Wpis z mikrobloga

@sargento: w 1914 roku w zaborze Rosyjskim, czyli jak zgaduję według tych danych bez źródeł Królestwie Polskim, analfabetą był ten kto nie znał języka rosyjskiego, od czasów Powstania Listopadowego (1831) oraz Powstania Styczniowego (1864) nasilano stopniowo rusyfikację (zalecam zapoznanie się z tym terminem) której efektem było sprowadzenie języka polskiego w 1885 do roli języka dodatkowego i nieobowiązkowego.

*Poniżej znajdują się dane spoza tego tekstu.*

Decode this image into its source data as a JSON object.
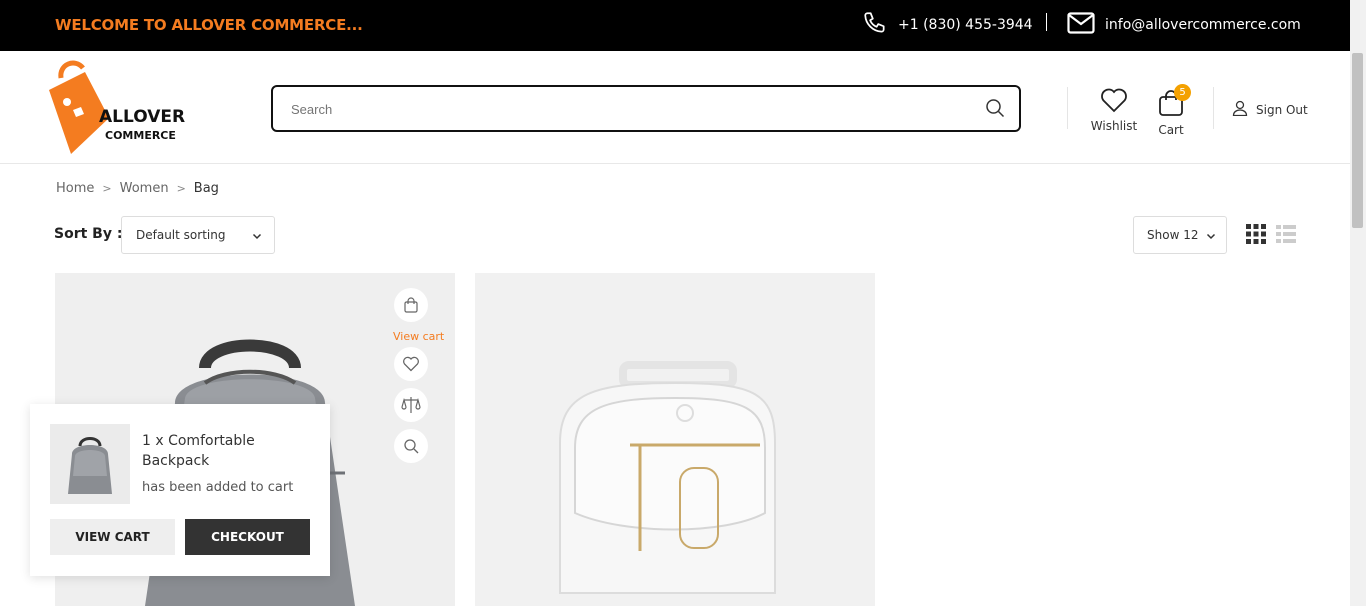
{
  "topbar": {
    "welcome": "WELCOME TO ALLOVER COMMERCE...",
    "phone": "+1 (830) 455-3944",
    "email": "info@allovercommerce.com"
  },
  "logo": {
    "line1": "ALLOVER",
    "line2": "COMMERCE"
  },
  "search": {
    "placeholder": "Search"
  },
  "header": {
    "wishlist_label": "Wishlist",
    "cart_label": "Cart",
    "cart_count": "5",
    "signout_label": "Sign Out"
  },
  "breadcrumb": [
    "Home",
    "Women",
    "Bag"
  ],
  "toolbar": {
    "sort_label": "Sort By :",
    "sort_value": "Default sorting",
    "show_value": "Show 12"
  },
  "product_actions": {
    "view_cart": "View cart"
  },
  "popup": {
    "product": "1 x Comfortable Backpack",
    "message": "has been added to cart",
    "view_cart_button": "VIEW CART",
    "checkout_button": "CHECKOUT"
  },
  "colors": {
    "accent": "#f47c20",
    "topbar_bg": "#000000",
    "badge": "#f4a100"
  }
}
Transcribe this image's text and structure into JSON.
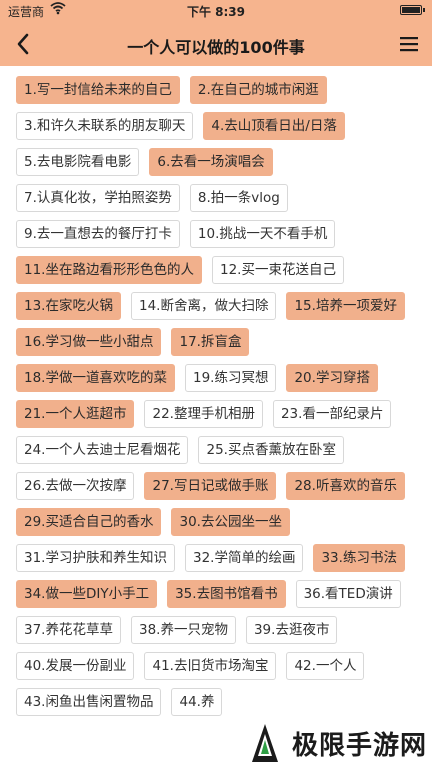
{
  "status_bar": {
    "carrier": "运营商",
    "time": "下午 8:39"
  },
  "header": {
    "title": "一个人可以做的100件事"
  },
  "icons": {
    "back": "chevron-left-icon",
    "menu": "hamburger-menu-icon",
    "wifi": "wifi-icon",
    "battery": "battery-icon"
  },
  "colors": {
    "header_bg": "#f6b48e",
    "done_tag_bg": "#f1b08c",
    "tag_border": "#d8d8d8"
  },
  "items": [
    {
      "label": "1.写一封信给未来的自己",
      "done": true
    },
    {
      "label": "2.在自己的城市闲逛",
      "done": true
    },
    {
      "label": "3.和许久未联系的朋友聊天",
      "done": false
    },
    {
      "label": "4.去山顶看日出/日落",
      "done": true
    },
    {
      "label": "5.去电影院看电影",
      "done": false
    },
    {
      "label": "6.去看一场演唱会",
      "done": true
    },
    {
      "label": "7.认真化妆，学拍照姿势",
      "done": false
    },
    {
      "label": "8.拍一条vlog",
      "done": false
    },
    {
      "label": "9.去一直想去的餐厅打卡",
      "done": false
    },
    {
      "label": "10.挑战一天不看手机",
      "done": false
    },
    {
      "label": "11.坐在路边看形形色色的人",
      "done": true
    },
    {
      "label": "12.买一束花送自己",
      "done": false
    },
    {
      "label": "13.在家吃火锅",
      "done": true
    },
    {
      "label": "14.断舍离，做大扫除",
      "done": false
    },
    {
      "label": "15.培养一项爱好",
      "done": true
    },
    {
      "label": "16.学习做一些小甜点",
      "done": true
    },
    {
      "label": "17.拆盲盒",
      "done": true
    },
    {
      "label": "18.学做一道喜欢吃的菜",
      "done": true
    },
    {
      "label": "19.练习冥想",
      "done": false
    },
    {
      "label": "20.学习穿搭",
      "done": true
    },
    {
      "label": "21.一个人逛超市",
      "done": true
    },
    {
      "label": "22.整理手机相册",
      "done": false
    },
    {
      "label": "23.看一部纪录片",
      "done": false
    },
    {
      "label": "24.一个人去迪士尼看烟花",
      "done": false
    },
    {
      "label": "25.买点香薰放在卧室",
      "done": false
    },
    {
      "label": "26.去做一次按摩",
      "done": false
    },
    {
      "label": "27.写日记或做手账",
      "done": true
    },
    {
      "label": "28.听喜欢的音乐",
      "done": true
    },
    {
      "label": "29.买适合自己的香水",
      "done": true
    },
    {
      "label": "30.去公园坐一坐",
      "done": true
    },
    {
      "label": "31.学习护肤和养生知识",
      "done": false
    },
    {
      "label": "32.学简单的绘画",
      "done": false
    },
    {
      "label": "33.练习书法",
      "done": true
    },
    {
      "label": "34.做一些DIY小手工",
      "done": true
    },
    {
      "label": "35.去图书馆看书",
      "done": true
    },
    {
      "label": "36.看TED演讲",
      "done": false
    },
    {
      "label": "37.养花花草草",
      "done": false
    },
    {
      "label": "38.养一只宠物",
      "done": false
    },
    {
      "label": "39.去逛夜市",
      "done": false
    },
    {
      "label": "40.发展一份副业",
      "done": false
    },
    {
      "label": "41.去旧货市场淘宝",
      "done": false
    },
    {
      "label": "42.一个人",
      "done": false
    },
    {
      "label": "43.闲鱼出售闲置物品",
      "done": false
    },
    {
      "label": "44.养",
      "done": false
    }
  ],
  "watermark": {
    "text": "极限手游网"
  }
}
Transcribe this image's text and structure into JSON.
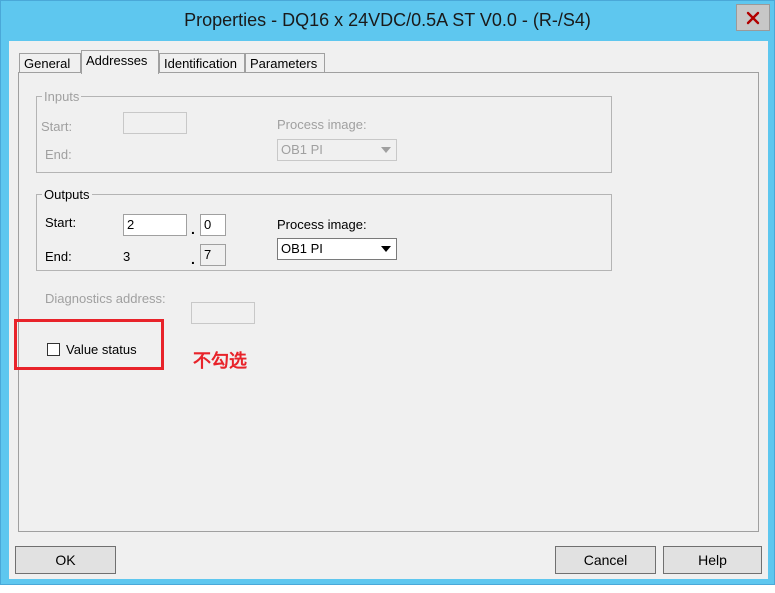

W zaborze Pruskim za to analfabetą był tren kto nie znał niemieckiego za wiki:
@Gleba_kurfa_Rutkowski_Patrol: @sargento: Minister skarbu Karpiński w aferze podsluchowej mówi "chu.. z Polską wschodnią" więc lemingi muszą wytłumaczyć sobie brak poparcia dla PO na wschodzie analfabetyzmem z czasow zaborów. Przypominam, ze znaczna część inteligencji zostala wymordowana podczas 2 WŚ, w tym ci z tak wyksztalconego zaboru pruskiego.
Ostatnio nawet Biedroń wspominal o tym, ze wszyscy olewaja wschod i ze o nich tez trzeba zadbać.